突然、一歩前に飛び出したルシエラは、翼を羽ばたかせながら、声高に言った。
さもないと、さすがのアルさんも怒っちゃいますよ。そもそもですね……。
むっ………
ルシエラの翼がアルドベリクの顔を撫でた。
羽ばたかせるたびに、何度も何度も。
アルさんはですね。お人好しなところもありますが、根っからの魔族で、本当は怖いんですよ。
ずっと羽が顔に当たっているにゃ。
む……。ルシエラ。
はい?なんですか?
気づいてないかもしれないが、お前の羽が俺の顔に当たっている。
え?気づいてましたよ。わざとですから。
なら、すぐにやめろ。
はーい!
なんだ、あいつは……
私たちと同じ……天使のようですね。見覚えはないですが……。
他のふたりが不思議そうにルシエラを見ているのとは対照的に、
ミカエラは鋭い視線をルシエラに向けていた。
ルシエラ………ルシエラ!こんなところにいたのですね。
イザーク。あなたがアルドベリクとルシエラを?
ああ。そうだ。
残酷なことを……。
その言葉とともに、ミカエラは一歩、イザークの近くへと進みかかる。
ミカエラ様……これ以上は。マクシエル様。敵の援軍の気配も近いです。
退きましょう。私たちは敗れました。もうこの戦いは無意味です。
ふん。
つまらなそうに、鼻を鳴らすと、マクシエルは飛び立った。
ミカエラもクリネアも、それに続いた。

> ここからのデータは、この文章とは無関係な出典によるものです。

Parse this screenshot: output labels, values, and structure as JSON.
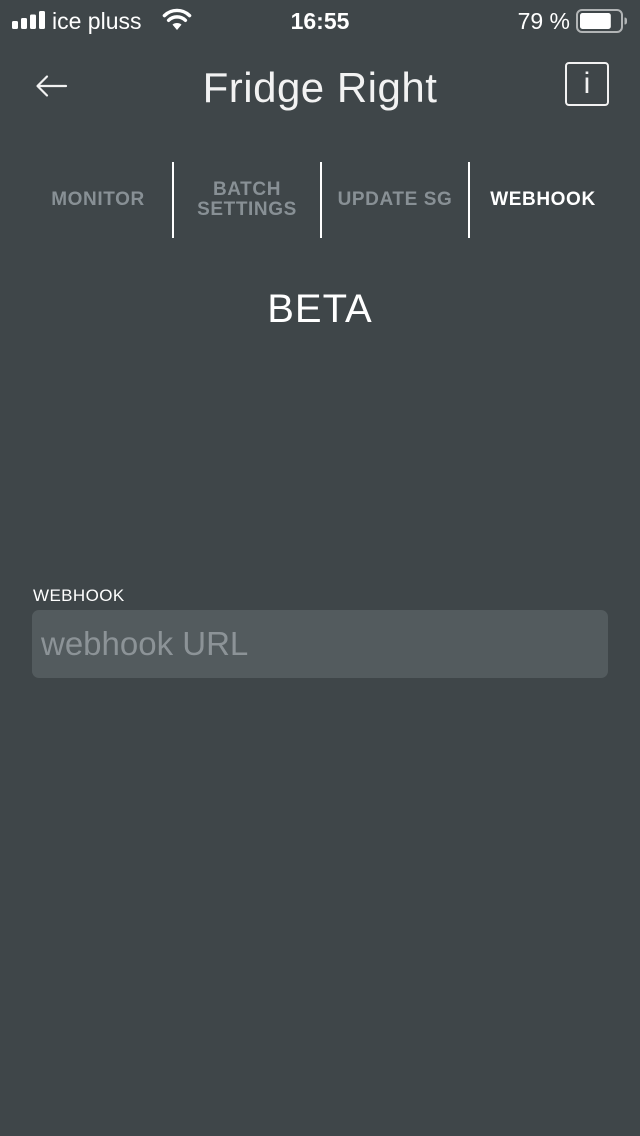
{
  "status_bar": {
    "carrier": "ice pluss",
    "time": "16:55",
    "battery_percent": "79 %",
    "battery_level": 0.79,
    "icons": [
      "signal-icon",
      "wifi-icon",
      "battery-icon"
    ]
  },
  "header": {
    "title": "Fridge Right",
    "back_icon": "arrow-left-icon",
    "info_label": "i"
  },
  "tabs": [
    {
      "label": "MONITOR",
      "active": false
    },
    {
      "label": "BATCH\nSETTINGS",
      "active": false
    },
    {
      "label": "UPDATE SG",
      "active": false
    },
    {
      "label": "WEBHOOK",
      "active": true
    }
  ],
  "content": {
    "beta_label": "BETA",
    "webhook_field": {
      "label": "WEBHOOK",
      "value": "",
      "placeholder": "webhook URL"
    }
  },
  "colors": {
    "background": "#3f4649",
    "input_background": "#535b5e",
    "inactive_tab": "#889095",
    "text": "#ffffff"
  }
}
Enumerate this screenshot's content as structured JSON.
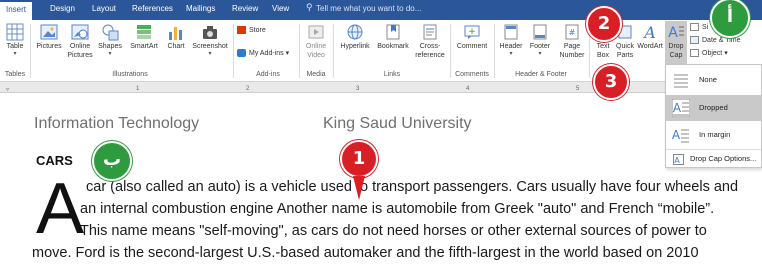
{
  "tabs": [
    {
      "label": "Insert",
      "active": true
    },
    {
      "label": "Design"
    },
    {
      "label": "Layout"
    },
    {
      "label": "References"
    },
    {
      "label": "Mailings"
    },
    {
      "label": "Review"
    },
    {
      "label": "View"
    }
  ],
  "tell_me": "Tell me what you want to do...",
  "ribbon": {
    "buttons": {
      "table": "Table",
      "pictures": "Pictures",
      "online_pictures_1": "Online",
      "online_pictures_2": "Pictures",
      "shapes": "Shapes",
      "smartart": "SmartArt",
      "chart": "Chart",
      "screenshot": "Screenshot",
      "store": "Store",
      "my_addins": "My Add-ins",
      "online_video_1": "Online",
      "online_video_2": "Video",
      "hyperlink": "Hyperlink",
      "bookmark": "Bookmark",
      "cross_ref_1": "Cross-",
      "cross_ref_2": "reference",
      "comment": "Comment",
      "header": "Header",
      "footer": "Footer",
      "page_number_1": "Page",
      "page_number_2": "Number",
      "text_box_1": "Text",
      "text_box_2": "Box",
      "quick_parts_1": "Quick",
      "quick_parts_2": "Parts",
      "wordart": "WordArt",
      "drop_cap_1": "Drop",
      "drop_cap_2": "Cap",
      "signature_line": "Si",
      "date_time": "Date & Time",
      "object": "Object"
    },
    "groups": {
      "tables": "Tables",
      "illustrations": "Illustrations",
      "addins": "Add-ins",
      "media": "Media",
      "links": "Links",
      "comments": "Comments",
      "header_footer": "Header & Footer"
    }
  },
  "ruler": {
    "marks": [
      "1",
      "2",
      "3",
      "4",
      "5"
    ]
  },
  "document": {
    "header_left": "Information Technology",
    "header_right": "King Saud University",
    "heading": "CARS",
    "drop_cap": "A",
    "lines": [
      "car (also called an auto) is a vehicle used to transport passengers. Cars usually have four wheels and",
      "an internal combustion engine Another name is automobile from Greek \"auto\" and French “mobile”.",
      "This name means \"self-moving\", as cars do not need horses or other external sources of power to",
      "move. Ford is the second-largest U.S.-based automaker and the fifth-largest in the world based on 2010"
    ]
  },
  "dropcap_menu": {
    "items": [
      {
        "label": "None",
        "selected": false
      },
      {
        "label": "Dropped",
        "selected": true
      },
      {
        "label": "In margin",
        "selected": false
      }
    ],
    "options_label": "Drop Cap Options..."
  },
  "annotations": {
    "badge_1": "1",
    "badge_2": "2",
    "badge_3": "3",
    "badge_alef": "أ",
    "badge_ba": "ب"
  },
  "colors": {
    "accent_blue": "#2b579a",
    "badge_red": "#d81f26",
    "badge_green": "#2e9b3f",
    "selected_item": "#c9c9c9"
  }
}
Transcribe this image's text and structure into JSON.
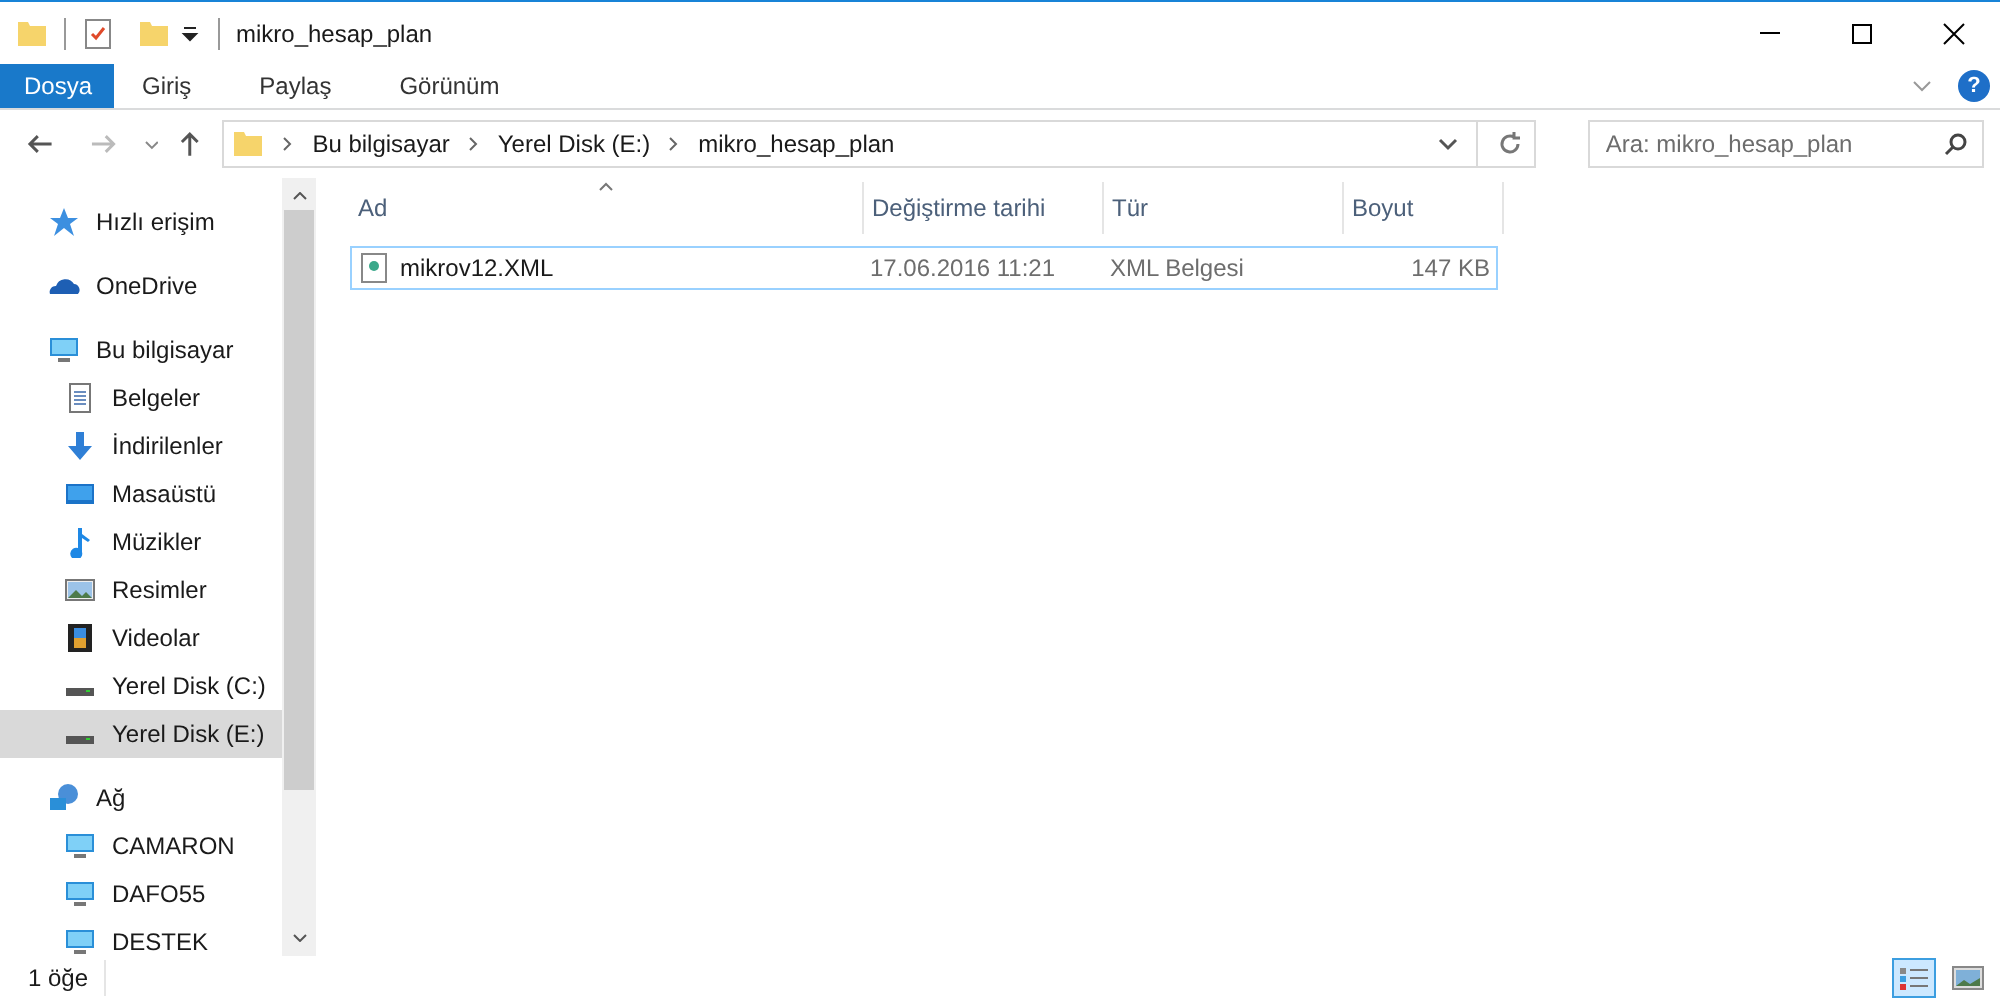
{
  "window": {
    "title": "mikro_hesap_plan"
  },
  "ribbon_tabs": [
    {
      "label": "Dosya",
      "kind": "file"
    },
    {
      "label": "Giriş",
      "kind": "tab"
    },
    {
      "label": "Paylaş",
      "kind": "tab"
    },
    {
      "label": "Görünüm",
      "kind": "tab"
    }
  ],
  "help": "?",
  "address": {
    "crumbs": [
      "Bu bilgisayar",
      "Yerel Disk (E:)",
      "mikro_hesap_plan"
    ]
  },
  "search": {
    "placeholder": "Ara: mikro_hesap_plan"
  },
  "nav": [
    {
      "label": "Hızlı erişim",
      "kind": "star",
      "selected": false
    },
    {
      "label": "OneDrive",
      "kind": "cloud",
      "selected": false
    },
    {
      "label": "Bu bilgisayar",
      "kind": "pc",
      "selected": false,
      "children": [
        {
          "label": "Belgeler",
          "kind": "doc",
          "selected": false
        },
        {
          "label": "İndirilenler",
          "kind": "download",
          "selected": false
        },
        {
          "label": "Masaüstü",
          "kind": "desktop",
          "selected": false
        },
        {
          "label": "Müzikler",
          "kind": "music",
          "selected": false
        },
        {
          "label": "Resimler",
          "kind": "image",
          "selected": false
        },
        {
          "label": "Videolar",
          "kind": "video",
          "selected": false
        },
        {
          "label": "Yerel Disk (C:)",
          "kind": "drive",
          "selected": false
        },
        {
          "label": "Yerel Disk (E:)",
          "kind": "drive",
          "selected": true
        }
      ]
    },
    {
      "label": "Ağ",
      "kind": "network",
      "selected": false,
      "children": [
        {
          "label": "CAMARON",
          "kind": "pc",
          "selected": false
        },
        {
          "label": "DAFO55",
          "kind": "pc",
          "selected": false
        },
        {
          "label": "DESTEK",
          "kind": "pc",
          "selected": false
        }
      ]
    }
  ],
  "table": {
    "columns": [
      "Ad",
      "Değiştirme tarihi",
      "Tür",
      "Boyut"
    ],
    "rows": [
      {
        "cells": [
          "mikrov12.XML",
          "17.06.2016 11:21",
          "XML Belgesi",
          "147 KB"
        ],
        "focused": true
      }
    ]
  },
  "status_bar": {
    "count": "1 öğe",
    "view_buttons": [
      {
        "kind": "details",
        "selected": true
      },
      {
        "kind": "thumbnails",
        "selected": false
      }
    ]
  }
}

そして天使の軍も続いた。
やがて魔界に舞り立った天使たちは、皆いなくなってしまった。
イザーク。何の話だ。俺とルシエラに何がある。
そうだな………
と、イザークはもうひとりの当事者たるルシエラの姿を探した。
だが、どこにもいなかった。
もしかすると天使たちについていったのかもな。あの魔法使いもついでに連れて行かれたか。
まったく………
アルドベリクはそれを聞いて、すぐさま後を追いかけた。
残酷か………姉さん、それは少し違うな。